Serbest Muhasebeci Mali Müşavir …’nün 08/12/2020 Tarihi Bilirkişi Raporunda; Davacı ile davalının işveren-yüklenici sözleşmesine istinaden 2018 yılında ticari ilişkisinin olduğu, Tarafların bağlı olduğu vergi dairelerinden gelen yazılara göre; davacının 2018 yılında Bs formlarında davalıya toplam 2 adet fatura ile kdv hariç 1.929.573.-TL tutarında mal/hizmet verdisinin ve davalının da avnı tutarda mal/hizmet aldığını bildirdiği, Form Ba-Bs de belirtilen 1.929,573 TL tutarın, davalının ticari defterlerinde mevcut olan kdv dahil 2.276.897 TL tutarlı 2 adet faturaya ait (2,276.897 TL/l,18=1.929.573,73 TL) kdv hariç 1.929.573 TL tutarlı bildirimin olduğu, davalının ticari defterlerinin incelenmesi neticesinde icra takibine konu 02.11.2018 tarihli A-… seri sıra numaralı açıklaması “3 nolu kesin hak ediş bedeli(teminat kesintisi İadesi)” olan KDV dahil 171.911.20.-TL tutarlı faturanın yevmiye defterinde kaydının olmadığı, davalının ticari defterlerinde davacıya 31.12.2018 tarihi itibariyle herhangi bir borcunun kalmadığı. 02.11.2018 tarihli 3-Kesin nolu hak ediş raporuna göre toplam imalat tutarının 2.075.261,19.-TL (kdv hariç), önceki hak ediş imalat tutarının 1.929.573,73.-TL (kdv hariç) olduğu belirtilmiş olup bu tutara fatura düzenlenip davalı/borçlunun ticari defterlerinde kaydının olduğu ancak hakedisten yapılan %5 lik teminat kesintisine istinaden davacı tarafından düzenlenen fatura davalı ticari defterlerinde olmasa da kdv hariç 145.687,46.-TL (kdv dahil 171.911.20.- TLl iade edilmeyen teminat tutarının olduğu tespit edilmiştir.

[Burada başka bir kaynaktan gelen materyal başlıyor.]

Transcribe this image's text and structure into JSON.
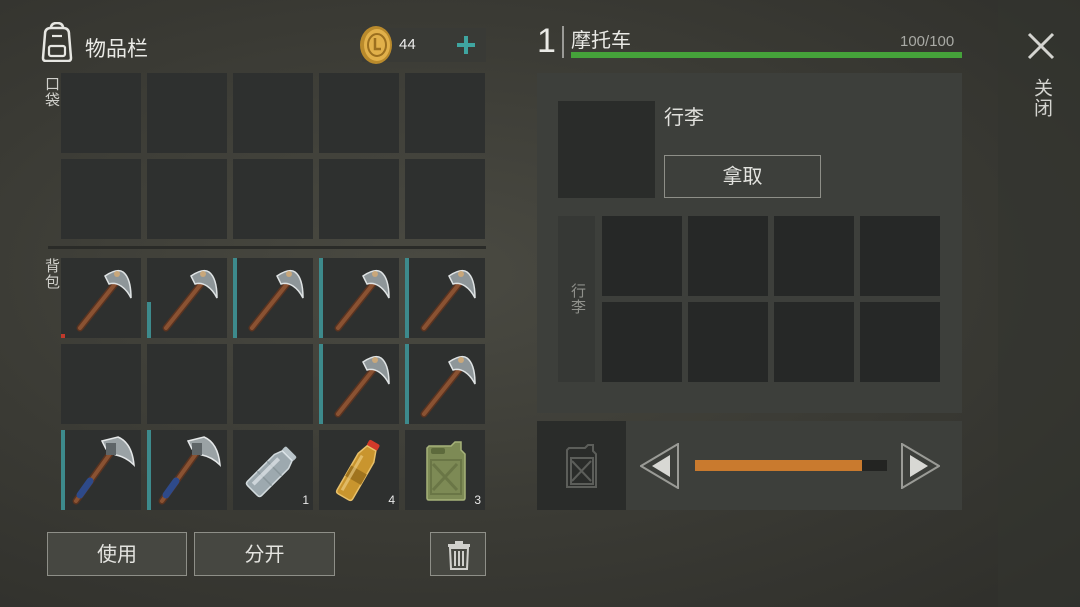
{
  "inventory": {
    "title": "物品栏",
    "coins": "44",
    "pocket_label": "口袋",
    "backpack_label": "背包",
    "items": [
      {
        "icon": "pickaxe-icon",
        "durability": 0.05,
        "count": ""
      },
      {
        "icon": "pickaxe-icon",
        "durability": 0.45,
        "count": ""
      },
      {
        "icon": "pickaxe-icon",
        "durability": 1.0,
        "count": ""
      },
      {
        "icon": "pickaxe-icon",
        "durability": 1.0,
        "count": ""
      },
      {
        "icon": "pickaxe-icon",
        "durability": 1.0,
        "count": ""
      },
      {
        "icon": "pickaxe-icon",
        "durability": 1.0,
        "count": ""
      },
      {
        "icon": "pickaxe-icon",
        "durability": 1.0,
        "count": ""
      },
      {
        "icon": "hatchet-icon",
        "durability": 1.0,
        "count": ""
      },
      {
        "icon": "hatchet-icon",
        "durability": 1.0,
        "count": ""
      },
      {
        "icon": "water-bottle-icon",
        "count": "1"
      },
      {
        "icon": "soda-bottle-icon",
        "count": "4"
      },
      {
        "icon": "jerrycan-icon",
        "count": "3"
      }
    ],
    "use_label": "使用",
    "split_label": "分开"
  },
  "vehicle": {
    "level": "1",
    "name": "摩托车",
    "health": "100/100",
    "health_fraction": 1.0,
    "luggage_title": "行李",
    "take_label": "拿取",
    "luggage_label": "行李",
    "fuel_fraction": 0.87
  },
  "close_label": "关闭",
  "colors": {
    "health": "#45a23a",
    "fuel": "#c97a2e",
    "durability": "#3d8a8c",
    "accent_plus": "#3fa5a0"
  }
}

Bilirkişi …’in 15.03.2021 Tarihli Bilirkişi Raporunda; Davacının 2018 ve 2019 yılına ilişkin ticari defterlerinin kapanış onamalarının yapılmamış olması nedeniyle HMK. 222. Maddesi uyarınca sahibi lehine delil teşkil etmediği, davacının davalı adına düzenlediği takip konusu fatura içeriğinin taraflarca imzalanan hak ediş bedeline dayandığı ve hak edişin davalı şantiye görevlileri tarafından da onaylandığı görüldüğünden, davalının davacı tarafından düzenlenen 171.911,20 TL tutarlı dava konusu fatura bedelinden sorumlu olacağı, ancak davacı ticari defter kayıtlarında davacının davalıya 16.000,00 TL borcunun olduğu tespit edildiğinden, bu borcun fatura bedelinden tenzih sonrasında davacı alacağının 155.911,20 TL olarak hesaplandığı, davalının (TBK m. 101) anlamında temerrüde düşürülmediği anlaşıldığından, davacının takip tarihine kadar işlemiş faiz talep edemeyeceği, takip tarihinden itibaren 3095 sayılı Kanuni Faiz ve Temerrüt Faizine ilişkin kanunun ilgili hükmü gereğince avans faiz oranı üzerinden faiz talep edebileceği tespit edilmiştir.
Serbest Muhasebeci Mali Müşavir …’nün 03/01/2022 Tarihi Bilirkişi Raporunda; Taraflar arasında imzalanan 02.11.2018 tarihli fesih protokolü uyarınca davalı şirketin davacı şirkete herhangi bir borcunun bulunmadığı, işbu protokolün tacir olan her iki tarafın daha önce 11.06.2018 tarihinde imzalamış oldukları … nolu işveren-yüklenici sözleşmesi kapsamında birbirlerinden başkaca herhangi bir hak ve alacakları olmadığı yönündeki açık irade beyanlarım somutlaştıran imzaları barındırdığını belirtmesine karşın kesin hak edişin yapıldığı tarih ve davacının davalıya düzenlediği fatura tarihi 02.11.2018 olup 02.11.2018 tarihli 3-Kesin nolu hak ediş raporuna göre toplam imalat tutarının 2.075.261,19 TL (kdv hariç), önceki hak ediş İmalat tutarının 1.929.573,73 TL (kdv hariç) olduğu yazılmış olup ticari defter ve dayanağı belgelere göre hakedisten yapılan %5 lik teminat kesintisine istinaden kdv hariç 145.687,46 TL (kdvdahil 171.911,20 TL) iade edilmeyen teminat tutarının olduğu konusunda aksi bir kanıt olmadığı, davacının davalıdan 171.911,420 TL tutarında alacağının yerinde olduğu tespit edilmiştir.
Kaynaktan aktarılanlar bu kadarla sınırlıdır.